Paw after paw, after paw, after paw.
The pitter-patter of a small black dog accompanied by the sound of a leash dragging across the dusty floor draws the attention of a woman sitting at the front of the room.
“Come here, Sketch,” the woman says to the dog, who then reluctantly retreats back to a bed.
A young boy approaches the woman.
“Hi Ms. Pharis,” he says. “Are things getting any better?”
“They are,” the woman replies. “Thank you so much for asking.”
The dog eventually strolls away from the woman in the direction of a group of teenagers sitting a classroom table.
The woman, Cindy Pharis, breaks away from her desk and retrieves her wire-haired Dachshund.
Pharis, an art instructor at Valencia High School, is protecting the dog, who coincidentally is one of her few remaining possessions.
Just three days prior, the Creek Fire had robbed them of mementos in place of memories.
“For some reason, I woke up at 4:17 a.m. and my windows were orange,” Pharis said. “I ran and looked out the front window and saw the whole hillside on fire.”
Pharis pinpointed a pair of pants, purple shoes and Sketch. With car keys and a leash in hand, the woman feverishly opened the front door.
She was greeted with hot honey-yellow embers and Mother Nature’s warm embrace – a cold-hearted hug from a calculatingly intense inferno.
An endless convoy of glowing ash flakes pushed through the open entryway.
Sketch retreated back into the house. In a tug-of-war struggle, Pharis wrestled the dog into her car. As she gripped the steering wheel, a flaming tidal wave stampeded down a hillside yards away.
“I found a fire engine and told them my house was starting to burn,” Pharis recalled. “They said there was nothing more they could do to save it.”
The fire department was already exhausting all resources in the dense forest community south of Santa Clarita.
Hurried by a blooming orange glow, the woman anxiously continued south down Kagel Canyon Road toward safety.
As fire surrounded a nearby cemetery, Pharis struggled to breathe. She was choking on the thick, smoky air.
Pharis crossed paths with another fire engine. A bright red glimmer and the roar of a thousand trees snapping quickly enveloped the canyon around them.
“We’re getting surrounded,” a fireman shouted to the woman. “Go that way and drive as fast as you can!”
Blinded by smoke and tailed by radiant monstrous flames, the art instructor and her dog made a harrowing escape from their Kagel Canyon home of 18 years and disappeared into the nighttime darkness.
“I got to the bottom of the hill and saw more more homes burning,” Pharis said. The woman came to the realization that the fire had shot across the canyon. Flames were actively dancing throughout all three sides of the woodland bowl.
She drove away, the beaming inferno shrinking in size, eventually disappearing in her rearview mirror.
Whether it was shock, trauma or subconscious instinct, she fled her safe haven and headed to her second home – Valencia High School.
Thirty minutes later, Pharis flipped a switch and light flooded her classroom, three hours earlier than usual.

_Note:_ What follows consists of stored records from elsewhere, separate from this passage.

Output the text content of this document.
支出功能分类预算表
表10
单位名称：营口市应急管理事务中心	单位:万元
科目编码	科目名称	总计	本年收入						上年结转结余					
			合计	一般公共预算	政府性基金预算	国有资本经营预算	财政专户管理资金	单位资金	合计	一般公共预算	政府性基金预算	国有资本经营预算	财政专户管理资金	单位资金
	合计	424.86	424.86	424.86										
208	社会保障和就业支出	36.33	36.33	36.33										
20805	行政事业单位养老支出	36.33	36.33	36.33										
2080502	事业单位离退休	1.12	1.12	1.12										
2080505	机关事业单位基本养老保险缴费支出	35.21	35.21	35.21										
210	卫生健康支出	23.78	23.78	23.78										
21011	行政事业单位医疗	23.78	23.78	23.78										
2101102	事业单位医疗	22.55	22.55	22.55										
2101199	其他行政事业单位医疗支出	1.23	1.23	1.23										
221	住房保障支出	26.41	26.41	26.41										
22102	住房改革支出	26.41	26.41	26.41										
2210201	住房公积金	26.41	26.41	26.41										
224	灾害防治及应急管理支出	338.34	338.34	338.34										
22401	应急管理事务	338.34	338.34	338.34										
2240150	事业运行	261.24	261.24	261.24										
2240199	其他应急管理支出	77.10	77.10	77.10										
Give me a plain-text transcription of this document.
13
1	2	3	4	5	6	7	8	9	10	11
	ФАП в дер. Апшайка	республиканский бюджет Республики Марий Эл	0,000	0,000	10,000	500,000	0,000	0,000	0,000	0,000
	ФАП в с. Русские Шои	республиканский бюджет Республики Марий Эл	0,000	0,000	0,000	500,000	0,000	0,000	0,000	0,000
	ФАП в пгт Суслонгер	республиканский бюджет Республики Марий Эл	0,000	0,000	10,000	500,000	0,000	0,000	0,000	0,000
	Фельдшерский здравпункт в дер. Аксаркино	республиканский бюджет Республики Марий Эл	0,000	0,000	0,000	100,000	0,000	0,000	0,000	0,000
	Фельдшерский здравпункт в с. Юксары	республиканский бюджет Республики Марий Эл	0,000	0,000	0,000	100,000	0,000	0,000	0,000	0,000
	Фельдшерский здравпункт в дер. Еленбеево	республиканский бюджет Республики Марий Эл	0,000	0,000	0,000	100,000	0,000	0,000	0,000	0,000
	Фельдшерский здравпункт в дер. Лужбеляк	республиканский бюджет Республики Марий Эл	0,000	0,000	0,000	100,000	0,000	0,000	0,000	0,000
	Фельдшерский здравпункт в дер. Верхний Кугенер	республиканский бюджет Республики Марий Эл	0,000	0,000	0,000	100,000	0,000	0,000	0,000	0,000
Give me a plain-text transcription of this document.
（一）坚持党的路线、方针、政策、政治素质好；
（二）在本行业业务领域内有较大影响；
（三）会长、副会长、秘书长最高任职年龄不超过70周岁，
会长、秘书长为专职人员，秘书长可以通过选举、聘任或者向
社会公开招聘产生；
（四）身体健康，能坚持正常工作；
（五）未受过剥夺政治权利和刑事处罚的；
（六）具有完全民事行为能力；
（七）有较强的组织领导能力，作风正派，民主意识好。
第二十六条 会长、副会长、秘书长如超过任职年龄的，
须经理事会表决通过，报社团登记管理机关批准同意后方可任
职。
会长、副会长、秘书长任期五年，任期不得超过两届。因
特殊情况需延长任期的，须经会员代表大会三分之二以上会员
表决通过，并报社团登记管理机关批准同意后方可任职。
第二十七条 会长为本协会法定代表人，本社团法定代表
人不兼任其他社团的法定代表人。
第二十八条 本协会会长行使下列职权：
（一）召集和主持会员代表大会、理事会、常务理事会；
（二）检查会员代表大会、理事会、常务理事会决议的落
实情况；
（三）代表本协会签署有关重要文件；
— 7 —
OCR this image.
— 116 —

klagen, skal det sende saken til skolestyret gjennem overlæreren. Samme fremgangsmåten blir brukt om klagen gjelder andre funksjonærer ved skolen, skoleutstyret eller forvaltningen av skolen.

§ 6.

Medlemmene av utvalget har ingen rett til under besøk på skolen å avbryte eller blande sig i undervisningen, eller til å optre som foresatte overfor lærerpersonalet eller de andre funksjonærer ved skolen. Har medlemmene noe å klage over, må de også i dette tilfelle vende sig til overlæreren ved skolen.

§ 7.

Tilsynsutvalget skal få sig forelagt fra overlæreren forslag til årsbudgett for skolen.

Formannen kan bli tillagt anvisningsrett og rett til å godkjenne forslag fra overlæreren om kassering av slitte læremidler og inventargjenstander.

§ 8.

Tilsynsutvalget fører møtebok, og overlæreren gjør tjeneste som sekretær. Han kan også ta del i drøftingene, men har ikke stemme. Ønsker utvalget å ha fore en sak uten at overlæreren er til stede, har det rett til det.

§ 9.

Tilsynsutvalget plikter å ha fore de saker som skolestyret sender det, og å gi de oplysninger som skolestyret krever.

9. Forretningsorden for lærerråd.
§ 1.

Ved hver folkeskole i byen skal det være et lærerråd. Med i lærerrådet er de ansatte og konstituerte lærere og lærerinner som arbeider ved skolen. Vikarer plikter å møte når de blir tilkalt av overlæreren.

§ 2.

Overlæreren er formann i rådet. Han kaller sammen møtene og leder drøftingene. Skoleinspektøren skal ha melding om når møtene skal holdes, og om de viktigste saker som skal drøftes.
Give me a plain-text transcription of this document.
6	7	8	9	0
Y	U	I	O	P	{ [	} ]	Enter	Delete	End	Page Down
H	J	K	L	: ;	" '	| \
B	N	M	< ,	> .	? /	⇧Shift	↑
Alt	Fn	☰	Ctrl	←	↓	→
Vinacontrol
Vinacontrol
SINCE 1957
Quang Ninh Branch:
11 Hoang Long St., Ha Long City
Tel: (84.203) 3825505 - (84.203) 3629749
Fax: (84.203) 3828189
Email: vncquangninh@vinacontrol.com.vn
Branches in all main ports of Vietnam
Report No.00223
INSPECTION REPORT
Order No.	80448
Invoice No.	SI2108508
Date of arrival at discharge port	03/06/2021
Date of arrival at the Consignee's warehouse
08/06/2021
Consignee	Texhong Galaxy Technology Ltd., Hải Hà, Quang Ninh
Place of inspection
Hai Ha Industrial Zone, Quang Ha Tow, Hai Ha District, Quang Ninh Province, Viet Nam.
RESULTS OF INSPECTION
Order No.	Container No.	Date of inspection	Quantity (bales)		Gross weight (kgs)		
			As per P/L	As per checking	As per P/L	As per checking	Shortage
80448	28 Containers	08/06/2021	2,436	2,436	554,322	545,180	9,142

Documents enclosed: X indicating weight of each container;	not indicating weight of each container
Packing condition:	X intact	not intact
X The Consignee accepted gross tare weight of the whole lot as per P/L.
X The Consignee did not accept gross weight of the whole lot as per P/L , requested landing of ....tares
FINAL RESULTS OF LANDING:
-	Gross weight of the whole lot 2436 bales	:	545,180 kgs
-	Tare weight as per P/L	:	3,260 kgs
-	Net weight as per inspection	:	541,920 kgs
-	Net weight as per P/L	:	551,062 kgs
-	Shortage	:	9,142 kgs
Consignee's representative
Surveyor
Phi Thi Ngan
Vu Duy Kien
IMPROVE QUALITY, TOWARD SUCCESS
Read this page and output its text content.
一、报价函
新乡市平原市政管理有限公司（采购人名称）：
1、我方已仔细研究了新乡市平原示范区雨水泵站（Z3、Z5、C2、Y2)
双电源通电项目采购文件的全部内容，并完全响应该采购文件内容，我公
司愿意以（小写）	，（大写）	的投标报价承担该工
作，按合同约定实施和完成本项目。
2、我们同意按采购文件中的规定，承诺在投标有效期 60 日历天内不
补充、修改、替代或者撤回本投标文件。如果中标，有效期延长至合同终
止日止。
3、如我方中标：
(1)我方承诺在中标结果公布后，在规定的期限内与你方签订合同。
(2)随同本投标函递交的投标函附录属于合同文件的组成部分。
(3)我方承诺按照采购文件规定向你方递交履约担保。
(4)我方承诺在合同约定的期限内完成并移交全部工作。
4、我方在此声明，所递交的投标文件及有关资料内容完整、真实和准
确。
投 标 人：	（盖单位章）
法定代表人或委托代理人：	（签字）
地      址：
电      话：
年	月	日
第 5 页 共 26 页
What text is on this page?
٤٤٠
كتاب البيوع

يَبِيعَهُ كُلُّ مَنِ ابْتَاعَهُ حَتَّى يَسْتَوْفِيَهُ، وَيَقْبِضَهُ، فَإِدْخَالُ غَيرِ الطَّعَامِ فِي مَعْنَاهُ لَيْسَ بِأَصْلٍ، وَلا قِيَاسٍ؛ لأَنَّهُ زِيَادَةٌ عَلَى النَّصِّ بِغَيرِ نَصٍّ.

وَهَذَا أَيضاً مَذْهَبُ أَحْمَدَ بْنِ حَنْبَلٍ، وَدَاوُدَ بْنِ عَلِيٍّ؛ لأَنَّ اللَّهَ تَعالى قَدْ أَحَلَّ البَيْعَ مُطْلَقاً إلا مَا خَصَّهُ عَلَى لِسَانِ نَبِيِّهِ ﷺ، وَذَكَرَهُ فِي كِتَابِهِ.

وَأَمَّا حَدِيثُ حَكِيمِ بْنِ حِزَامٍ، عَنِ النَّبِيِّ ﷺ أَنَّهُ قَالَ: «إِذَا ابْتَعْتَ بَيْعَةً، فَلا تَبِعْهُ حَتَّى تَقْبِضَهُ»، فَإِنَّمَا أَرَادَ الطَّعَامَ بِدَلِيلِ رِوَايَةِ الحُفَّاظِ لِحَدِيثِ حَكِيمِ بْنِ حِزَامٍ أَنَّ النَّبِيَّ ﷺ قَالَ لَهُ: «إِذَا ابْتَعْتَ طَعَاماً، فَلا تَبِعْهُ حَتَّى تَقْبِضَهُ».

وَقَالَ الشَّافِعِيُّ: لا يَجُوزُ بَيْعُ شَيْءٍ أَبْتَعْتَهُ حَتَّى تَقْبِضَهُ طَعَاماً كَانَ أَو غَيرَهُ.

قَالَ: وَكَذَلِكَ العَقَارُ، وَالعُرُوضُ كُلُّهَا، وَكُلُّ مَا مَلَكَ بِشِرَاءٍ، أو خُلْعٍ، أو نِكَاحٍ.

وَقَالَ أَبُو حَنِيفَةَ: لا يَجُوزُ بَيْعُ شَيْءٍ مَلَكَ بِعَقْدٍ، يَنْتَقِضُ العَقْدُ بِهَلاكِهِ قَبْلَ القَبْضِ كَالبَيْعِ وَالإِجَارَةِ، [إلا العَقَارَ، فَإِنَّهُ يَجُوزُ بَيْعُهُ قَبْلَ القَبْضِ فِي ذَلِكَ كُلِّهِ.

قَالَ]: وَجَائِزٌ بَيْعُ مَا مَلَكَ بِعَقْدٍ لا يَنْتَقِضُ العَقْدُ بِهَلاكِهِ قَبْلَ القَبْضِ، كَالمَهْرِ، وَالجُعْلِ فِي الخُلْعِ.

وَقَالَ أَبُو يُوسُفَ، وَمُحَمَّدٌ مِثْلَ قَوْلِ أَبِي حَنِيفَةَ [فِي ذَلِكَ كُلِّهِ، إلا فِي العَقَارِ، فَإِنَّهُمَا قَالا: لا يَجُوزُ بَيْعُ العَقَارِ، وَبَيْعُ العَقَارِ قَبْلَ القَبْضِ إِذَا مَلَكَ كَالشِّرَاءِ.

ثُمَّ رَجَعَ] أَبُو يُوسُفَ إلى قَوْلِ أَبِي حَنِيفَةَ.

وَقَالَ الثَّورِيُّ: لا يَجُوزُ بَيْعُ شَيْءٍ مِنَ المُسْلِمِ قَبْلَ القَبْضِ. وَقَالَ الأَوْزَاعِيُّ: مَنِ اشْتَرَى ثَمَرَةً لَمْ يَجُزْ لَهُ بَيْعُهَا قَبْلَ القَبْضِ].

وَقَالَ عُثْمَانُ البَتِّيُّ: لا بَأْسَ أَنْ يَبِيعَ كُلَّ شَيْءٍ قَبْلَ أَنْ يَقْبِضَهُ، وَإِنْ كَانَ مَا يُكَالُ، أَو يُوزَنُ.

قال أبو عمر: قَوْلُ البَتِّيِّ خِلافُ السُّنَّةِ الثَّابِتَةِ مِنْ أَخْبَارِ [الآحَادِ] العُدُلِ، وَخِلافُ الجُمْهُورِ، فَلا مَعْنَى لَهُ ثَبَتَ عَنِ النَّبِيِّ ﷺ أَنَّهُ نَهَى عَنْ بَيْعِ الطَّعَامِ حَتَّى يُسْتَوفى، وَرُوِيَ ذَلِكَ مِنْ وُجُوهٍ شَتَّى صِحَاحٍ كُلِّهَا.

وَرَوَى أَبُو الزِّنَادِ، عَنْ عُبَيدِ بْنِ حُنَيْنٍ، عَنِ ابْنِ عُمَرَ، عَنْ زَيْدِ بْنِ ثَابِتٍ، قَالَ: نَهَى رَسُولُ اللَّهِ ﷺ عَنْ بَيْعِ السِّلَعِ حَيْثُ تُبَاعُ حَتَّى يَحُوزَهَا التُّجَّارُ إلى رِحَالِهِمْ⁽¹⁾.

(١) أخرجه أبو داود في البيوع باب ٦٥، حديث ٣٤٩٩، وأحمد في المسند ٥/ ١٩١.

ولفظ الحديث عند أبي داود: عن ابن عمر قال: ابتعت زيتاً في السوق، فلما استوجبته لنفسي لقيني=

She opened a web browser and checked her community Facebook group. It was there, on her computer screen Pharis learned her home’s fate.
“A post said an L-shaped home had burned,” Pharis said. Her house was the only L-shaped structure on the street.
Any remaining hope she had of her home standing was swiftly crushed after her children called to confirm the news.
“The neighbors told me today it’s just ash and foundation,” Pharis said.
Among the charred wreckage is Pharis’ personal art studio. In it, all her paintings and sketchbooks she’s amassed since her college years and two invaluable photos of her children when they were newborns – all of it now ash and memories.
“It’s a record of my life, all my poems and stories,” she said. “I had moccasins that were passed down from my Native American ancestors.”
News of the destruction soon spread through her school community. Students, both current and former, staff and parents started a GoFundMe crowdfunding account, collected blankets and purchased a bed for Sketch.
For Pharis, their generosity became a beacon of light, breaking through the Creek Fire’s dark billowing smoke, shining across the charred homes and bleak neighborhoods. The Valencia High School art instructor no longer felt alone.
“It just brought tears to my eyes,” she said, noting she hadn’t shed a tear over her burned house.
Pharis said the fundraiser will help her find a home, hopefully near Valencia High.
“I might spend the night with friends, but I really don’t know what I’m going to do,” she said.
As of Friday afternoon, Pharis had not returned to her house – because she was sharing her passion for art with students at her classroom home.